The Glue Talk Blog

A Reactive Thermoplastic Spacer with Excellent Durable Energy Efficiency for Structural Glazing Facades

A Reactive Thermoplastic Spacer for Structural Glazing Facades

Posted 04 Dec 2018 by Mike Speicher, Market Manager

Minimizing the energy consumption of buildings has become a global objective and an important goal in building design and construction. The future will see a continuous tightening of energy efficiency standards on an international level and of the energy performance level of building envelopes.

 To meet the demand for primary energy sustainability, an optimized thermal insulation - especially in the facade and window surface of buildings - has to be ensured. As a result of highly effective glass coatings and energetically optimized facade and frame profiles, gas-filled double and triple pane insulating glass units (IGUs) have developed into highly thermal insulating assembly parts. Therefore, optimizing the thermal insulation performance of the edge seal has become the focus of attention.

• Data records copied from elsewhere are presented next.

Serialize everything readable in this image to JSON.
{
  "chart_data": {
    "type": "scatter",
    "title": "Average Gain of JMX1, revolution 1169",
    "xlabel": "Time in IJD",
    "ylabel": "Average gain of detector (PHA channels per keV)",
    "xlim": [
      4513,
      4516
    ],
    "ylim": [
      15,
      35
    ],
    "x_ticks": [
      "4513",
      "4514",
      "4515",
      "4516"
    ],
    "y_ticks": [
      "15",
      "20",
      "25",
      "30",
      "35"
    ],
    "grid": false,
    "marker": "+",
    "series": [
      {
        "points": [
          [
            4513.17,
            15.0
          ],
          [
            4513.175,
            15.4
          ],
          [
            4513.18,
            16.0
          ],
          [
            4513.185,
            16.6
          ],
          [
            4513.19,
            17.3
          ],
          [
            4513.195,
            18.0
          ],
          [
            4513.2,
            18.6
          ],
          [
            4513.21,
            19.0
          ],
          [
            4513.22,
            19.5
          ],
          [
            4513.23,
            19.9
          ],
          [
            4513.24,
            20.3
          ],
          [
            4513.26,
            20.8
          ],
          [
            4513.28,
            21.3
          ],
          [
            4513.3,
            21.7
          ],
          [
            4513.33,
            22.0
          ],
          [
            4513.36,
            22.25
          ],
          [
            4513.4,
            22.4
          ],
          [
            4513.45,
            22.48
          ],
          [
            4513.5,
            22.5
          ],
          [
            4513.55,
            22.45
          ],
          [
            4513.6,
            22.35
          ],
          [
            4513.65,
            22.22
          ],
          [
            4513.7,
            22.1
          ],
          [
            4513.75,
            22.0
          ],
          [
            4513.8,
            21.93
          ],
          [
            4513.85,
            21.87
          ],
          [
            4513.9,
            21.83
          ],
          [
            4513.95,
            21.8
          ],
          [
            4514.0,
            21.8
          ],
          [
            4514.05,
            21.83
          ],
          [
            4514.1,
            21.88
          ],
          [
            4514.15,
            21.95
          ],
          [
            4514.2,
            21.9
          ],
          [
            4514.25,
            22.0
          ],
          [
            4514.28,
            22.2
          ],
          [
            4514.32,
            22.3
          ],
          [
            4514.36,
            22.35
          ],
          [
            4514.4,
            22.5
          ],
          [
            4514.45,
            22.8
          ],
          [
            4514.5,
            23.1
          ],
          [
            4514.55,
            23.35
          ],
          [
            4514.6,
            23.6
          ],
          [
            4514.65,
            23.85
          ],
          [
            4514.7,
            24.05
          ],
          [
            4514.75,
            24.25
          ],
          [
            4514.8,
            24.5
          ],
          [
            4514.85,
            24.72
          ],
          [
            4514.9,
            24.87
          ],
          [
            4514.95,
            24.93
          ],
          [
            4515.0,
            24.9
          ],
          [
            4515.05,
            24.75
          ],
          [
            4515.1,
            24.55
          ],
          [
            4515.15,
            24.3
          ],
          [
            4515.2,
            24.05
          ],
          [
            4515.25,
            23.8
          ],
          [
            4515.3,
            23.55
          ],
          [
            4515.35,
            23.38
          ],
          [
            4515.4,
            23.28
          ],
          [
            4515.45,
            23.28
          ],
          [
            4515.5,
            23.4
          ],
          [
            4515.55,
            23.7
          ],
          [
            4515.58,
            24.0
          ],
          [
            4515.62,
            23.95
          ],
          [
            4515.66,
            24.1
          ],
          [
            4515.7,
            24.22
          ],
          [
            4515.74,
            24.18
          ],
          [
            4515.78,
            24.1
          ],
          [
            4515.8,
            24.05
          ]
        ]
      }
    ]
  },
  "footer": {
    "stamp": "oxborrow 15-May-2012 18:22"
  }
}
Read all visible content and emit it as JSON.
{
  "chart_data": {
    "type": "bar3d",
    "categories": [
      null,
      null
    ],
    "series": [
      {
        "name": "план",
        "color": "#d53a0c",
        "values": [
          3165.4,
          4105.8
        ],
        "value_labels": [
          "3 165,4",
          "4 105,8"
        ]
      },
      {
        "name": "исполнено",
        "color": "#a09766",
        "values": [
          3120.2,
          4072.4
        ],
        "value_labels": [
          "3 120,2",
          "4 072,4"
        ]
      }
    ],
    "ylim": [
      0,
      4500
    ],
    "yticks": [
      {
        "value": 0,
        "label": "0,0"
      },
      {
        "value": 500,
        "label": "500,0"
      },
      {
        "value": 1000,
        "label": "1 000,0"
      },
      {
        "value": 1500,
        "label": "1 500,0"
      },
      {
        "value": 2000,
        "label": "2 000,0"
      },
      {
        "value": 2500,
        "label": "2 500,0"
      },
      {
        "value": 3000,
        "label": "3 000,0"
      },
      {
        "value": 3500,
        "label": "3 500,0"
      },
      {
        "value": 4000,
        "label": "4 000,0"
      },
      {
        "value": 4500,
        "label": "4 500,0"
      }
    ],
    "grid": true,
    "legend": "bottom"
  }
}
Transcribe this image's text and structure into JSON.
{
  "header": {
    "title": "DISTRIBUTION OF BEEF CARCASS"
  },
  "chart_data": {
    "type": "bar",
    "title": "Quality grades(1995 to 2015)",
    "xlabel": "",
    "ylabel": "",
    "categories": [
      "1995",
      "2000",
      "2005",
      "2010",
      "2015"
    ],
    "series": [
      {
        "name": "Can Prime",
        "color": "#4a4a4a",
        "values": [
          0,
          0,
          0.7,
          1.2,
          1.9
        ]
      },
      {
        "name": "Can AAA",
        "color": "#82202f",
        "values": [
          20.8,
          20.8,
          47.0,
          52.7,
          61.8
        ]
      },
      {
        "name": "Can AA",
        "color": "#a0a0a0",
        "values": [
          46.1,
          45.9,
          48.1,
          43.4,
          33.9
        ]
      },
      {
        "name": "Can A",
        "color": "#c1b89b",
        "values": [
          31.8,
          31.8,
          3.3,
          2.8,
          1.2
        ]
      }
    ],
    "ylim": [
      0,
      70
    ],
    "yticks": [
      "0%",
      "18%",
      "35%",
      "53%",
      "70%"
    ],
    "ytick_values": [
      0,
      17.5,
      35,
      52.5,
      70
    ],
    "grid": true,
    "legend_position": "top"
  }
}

Traditional aluminum spacer systems create a significant thermal bridge in the edge seal and are affecting the thermal properties of IGUs and reducing the energy efficiency of the building envelope. On this background, a wide variety of spacer systems - so called warm edge solutions - have been developed to reduce this thermal loss. As long as it improves thermal performance than the traditional aluminum spacer, even at a relatively small level, it was considered to be warm edge.

While stainless steel and other metal-based spacer systems can offer some improvement over traditional aluminum spacers in terms of condensation resistance and U-values, it's undeniable that they are still 80 times more conductive than state-of-the-art, high-end warm edge spacer systems. Metal-free thermoplastic spacers represent such high-end warm edge systems. They offer the lowest level ψ-values, which lead to improvements in the Uw values of the window and the Ucw values of structural glazing elements. Compared to the ψ-values of the edge seal, the contribution of gas-filling plays an even more important role for superior thermal transmission coefficients of double or triple glazing. To maintain the low Ug-values for the lifetime of a facade IGU, only the lowest gas loss rates are acceptable.

With many new warm edge spacer systems, large facade units are not easy to produce. There also is a growing discussion about the durability of edge seals, especially in more challenging climates and edge loads. Modern structural glazing facades with gas filling and warm edge are highly demanding on the edge seal. Additionally, a secondary sealing with silicone, which has inherently no gas retention capability, is often mandatory due to its UV stability. It is somewhat difficult to produce durable gas-filled IGUs with silicone secondary sealing. However, there is a growing demand for such units for structural glazing facades. The gas will only stay inside the IGU with an absolutely tight primary butyl seal – for conventional edge bond with spacer profiles this is a nearly impossible demand. With focus on the use in structural glazing applications, the new generation of thermoplastic warm edge system has been developed.